The un-rooted concatenation species phylogeny was inferred through a single ML search in RAxML v8.0.20 [59], with the values of the nucleotide base/amino acid frequencies fixed to “observed” and those of the substitution rate parameters estimated from the data. The concatenated file was partitioned based on every gene, and the model for every nucleotide sequence was GTRGAMMA and the model for every amino acid sequence was extracted from the single gene tree analysis. In all cases, robustness in inference was assessed via bootstrap resampling (100 replicates). Note that the RAxML software first infers the topologies for each of the bootstrap replicates and then searches for the best-scoring ML tree using every fifth bootstrap replicate tree as a starting tree.
The coalescent species phylogeny was estimated using 100 replicates of multi-locus bootstrapping in ASTRAL [24] (java -Xmx36000M -jar astral.4.7.8.jar -i TREECOLLECTION -o OUTPUT -b BS_PATH -r 100).

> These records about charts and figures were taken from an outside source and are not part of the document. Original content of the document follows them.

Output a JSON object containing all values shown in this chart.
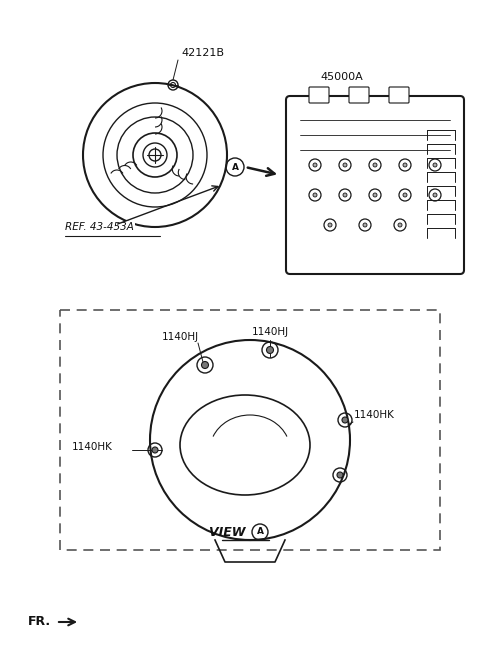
{
  "bg_color": "#ffffff",
  "figsize": [
    4.8,
    6.71
  ],
  "dpi": 100,
  "labels": {
    "part1_id": "42121B",
    "part2_id": "45000A",
    "part3_id": "1140HJ",
    "part4_id": "1140HK",
    "ref_label": "REF. 43-453A",
    "view_label": "VIEW",
    "fr_label": "FR.",
    "circle_label": "A"
  },
  "colors": {
    "drawing": "#1a1a1a",
    "border": "#333333",
    "dash_box": "#555555",
    "text": "#111111",
    "white": "#ffffff"
  }
}
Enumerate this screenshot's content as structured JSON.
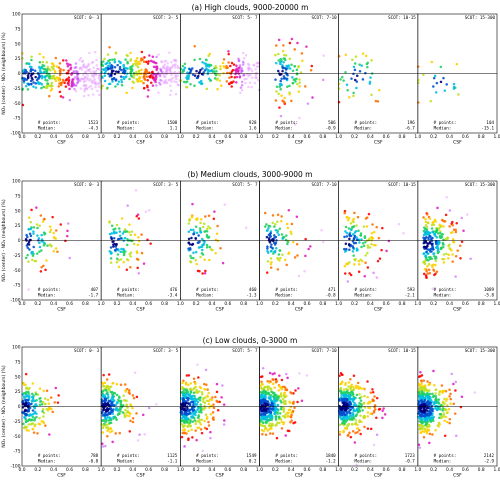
{
  "chart_data": [
    {
      "type": "scatter",
      "title": "(a) High clouds, 9000-20000 m",
      "xlabel": "CSF",
      "ylabel": "NO₂ (center) - NO₂ (neighbours) (%)",
      "xlim": [
        0.0,
        1.0
      ],
      "ylim": [
        -100,
        100
      ],
      "xticks": [
        "0.0",
        "0.2",
        "0.4",
        "0.6",
        "0.8",
        "1.0"
      ],
      "yticks": [
        "100",
        "75",
        "50",
        "25",
        "0",
        "-25",
        "-50",
        "-75",
        "-100"
      ],
      "panels": [
        {
          "scot_label": "SCOT: 0- 3",
          "points": 1523,
          "median": -4.3,
          "center_x": 0.12,
          "spread": "wide"
        },
        {
          "scot_label": "SCOT: 3- 5",
          "points": 1508,
          "median": 1.1,
          "center_x": 0.18,
          "spread": "wide"
        },
        {
          "scot_label": "SCOT: 5- 7",
          "points": 928,
          "median": 1.6,
          "center_x": 0.22,
          "spread": "wide"
        },
        {
          "scot_label": "SCOT: 7-10",
          "points": 506,
          "median": -0.9,
          "center_x": 0.25,
          "spread": "medium"
        },
        {
          "scot_label": "SCOT: 10-15",
          "points": 196,
          "median": -6.7,
          "center_x": 0.25,
          "spread": "sparse"
        },
        {
          "scot_label": "SCOT: 15-300",
          "points": 104,
          "median": -15.1,
          "center_x": 0.3,
          "spread": "sparse"
        }
      ]
    },
    {
      "type": "scatter",
      "title": "(b) Medium clouds, 3000-9000 m",
      "xlabel": "CSF",
      "ylabel": "NO₂ (center) - NO₂ (neighbours) (%)",
      "xlim": [
        0.0,
        1.0
      ],
      "ylim": [
        -100,
        100
      ],
      "xticks": [
        "0.0",
        "0.2",
        "0.4",
        "0.6",
        "0.8",
        "1.0"
      ],
      "yticks": [
        "100",
        "75",
        "50",
        "25",
        "0",
        "-25",
        "-50",
        "-75",
        "-100"
      ],
      "panels": [
        {
          "scot_label": "SCOT: 0- 3",
          "points": 407,
          "median": -1.7,
          "center_x": 0.1,
          "spread": "medium"
        },
        {
          "scot_label": "SCOT: 3- 5",
          "points": 476,
          "median": -3.4,
          "center_x": 0.15,
          "spread": "medium"
        },
        {
          "scot_label": "SCOT: 5- 7",
          "points": 460,
          "median": -1.3,
          "center_x": 0.15,
          "spread": "medium"
        },
        {
          "scot_label": "SCOT: 7-10",
          "points": 471,
          "median": -0.8,
          "center_x": 0.12,
          "spread": "medium"
        },
        {
          "scot_label": "SCOT: 10-15",
          "points": 593,
          "median": -2.1,
          "center_x": 0.12,
          "spread": "dense"
        },
        {
          "scot_label": "SCOT: 15-300",
          "points": 1089,
          "median": -5.8,
          "center_x": 0.12,
          "spread": "dense"
        }
      ]
    },
    {
      "type": "scatter",
      "title": "(c) Low clouds, 0-3000 m",
      "xlabel": "CSF",
      "ylabel": "NO₂ (center) - NO₂ (neighbours) (%)",
      "xlim": [
        0.0,
        1.0
      ],
      "ylim": [
        -100,
        100
      ],
      "xticks": [
        "0.0",
        "0.2",
        "0.4",
        "0.6",
        "0.8",
        "1.0"
      ],
      "yticks": [
        "100",
        "75",
        "50",
        "25",
        "0",
        "-25",
        "-50",
        "-75",
        "-100"
      ],
      "panels": [
        {
          "scot_label": "SCOT: 0- 3",
          "points": 788,
          "median": -0.8,
          "center_x": 0.03,
          "spread": "edge"
        },
        {
          "scot_label": "SCOT: 3- 5",
          "points": 1125,
          "median": -1.1,
          "center_x": 0.05,
          "spread": "edge"
        },
        {
          "scot_label": "SCOT: 5- 7",
          "points": 1549,
          "median": 0.2,
          "center_x": 0.06,
          "spread": "edge"
        },
        {
          "scot_label": "SCOT: 7-10",
          "points": 1840,
          "median": -1.2,
          "center_x": 0.06,
          "spread": "edge"
        },
        {
          "scot_label": "SCOT: 10-15",
          "points": 1723,
          "median": -0.7,
          "center_x": 0.07,
          "spread": "edge"
        },
        {
          "scot_label": "SCOT: 15-300",
          "points": 2142,
          "median": -2.9,
          "center_x": 0.08,
          "spread": "edge"
        }
      ]
    }
  ],
  "labels": {
    "points_prefix": "# points:",
    "median_prefix": "Median:"
  }
}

4.7. Phylogenetic Inference Under Site-Heterogeneous Model

Analysis of the entire aa data matrix using the CAT–Poisson site-heterogeneous model (among site variation in stationary frequencies is modeled by a Dirichlet process and exchange rates among amino acids are assumed to be equal) was conducted in PhyloBayes v4.1c [35]. Four independent Markov Chain Monte Carlo (MCMC) chains were run in parallel for at least 2000 cycles until the convergence between the four chains were considered acceptable (the maxdiff parameter below 0.3). A consensus tree was obtained by discarding 25% of the samples as burn-in, and then sampling a tree every 10 cycles from the remaining samples. At the same time, we also analyzed the aa data matrix under the maximum-likelihood framework using the empirical site-heterogeneous model LG+C60+F [36] implemented in IQ-TREE v1.6.9 [37]. Here, the reliability of inferred relationships was assessed via ultrafast bootstrap approximation 2 plus a final nearest-neighbor-interchange based optimization (UFBoot2+NNI) [60] with 1000 replicates.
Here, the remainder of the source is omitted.